Мы лежали молча. Шли минуты.

— Я не могла бы много сделать для тебя, — сказала она. Спустя минуту добавила: — Я не жду от тебя одобрения той моей жизни. Но и не тебе судить меня! И не кому бы то ни было! И не тебе ставить меня на место! Поэтому и говорю, забудем все. У меня есть Чарльз.

Ребенок захныкал. Она встала, переложила его на нашу постель. Так забавно было видеть, как хорошо ему лежать с ней в одной постели. У нее была какая-то естественная чувственность, и ребенок сразу же воспринял ее и заснул. Я держал Гвен за руку — жест обожания. И вскоре захотел ее. Но между нами спал ребенок, и я не стал. Через несколько минут мы все провалились в полудрему. Засыпая, я думал о том, что ей требовалось сделать над собой, чтобы рассказать свою жизнь. Рассказать без снисхождения и не требуя ничего взамен. Я бы не стал рассказывать кое-что из своей жизни ни за что на свете!

Потом она открыла глаза и взглянула на меня. Ее лицо излучало свежесть, губы и серо-зеленые глаза распахнуты навстречу мне, ресницы, цвет щек такой нежный, такой зовущий…

Оставалось одно — мягко приподнять себя над дитем и перенести вес тела к Гвен. Но я не опустился вниз. Я ждал, не двигаясь, не помогая ей. Она медленно потянулась ко мне. Медленно, медленно. В ней было какое-то волшебство, сдерживание желания и одновременно тяга ко мне и осознание того, что вскоре должно произойти.

Снизу раздались какие-то звуки.
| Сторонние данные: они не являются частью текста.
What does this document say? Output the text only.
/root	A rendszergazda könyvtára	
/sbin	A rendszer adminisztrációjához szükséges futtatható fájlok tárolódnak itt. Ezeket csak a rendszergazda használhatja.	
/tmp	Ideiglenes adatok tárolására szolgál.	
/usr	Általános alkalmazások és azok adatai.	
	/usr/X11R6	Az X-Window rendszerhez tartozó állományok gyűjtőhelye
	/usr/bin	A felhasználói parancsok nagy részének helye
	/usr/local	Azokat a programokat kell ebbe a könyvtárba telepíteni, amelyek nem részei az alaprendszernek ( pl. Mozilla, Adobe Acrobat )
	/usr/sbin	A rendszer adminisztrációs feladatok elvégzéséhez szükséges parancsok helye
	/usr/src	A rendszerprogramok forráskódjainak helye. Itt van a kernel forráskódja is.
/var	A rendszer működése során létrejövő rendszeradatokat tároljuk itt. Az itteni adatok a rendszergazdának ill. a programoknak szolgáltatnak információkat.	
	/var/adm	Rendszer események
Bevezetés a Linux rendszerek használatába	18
Послышался голос отца. «Старик поутру в превосходном настроении!» — прошептал я.

Она особенно поцеловала меня, сообщая, что можно приступать к любви.

Я опустился. Всполохи движения исторгли из нее стоны. Ее тонкие белые пальцы вцепились в меня. Ее дыхание участилось. Она приподняла ноги, скинула покрывало и оплела их вокруг моей поясницы.

Неожиданно она резко вздрогнула. Гвен смотрела через плечо на дверь.

Я обернулся. Там стояла Флоренс.

За ней виднелась Глория.

Майкл все-таки летал во Флориду. После ночи безуспешных поисков, обежав все отели, он позвонил обратно и сказал, что все, кого он опросил в Тарпун-Спрингс, понятия не имеют о моем и отцовском приезде.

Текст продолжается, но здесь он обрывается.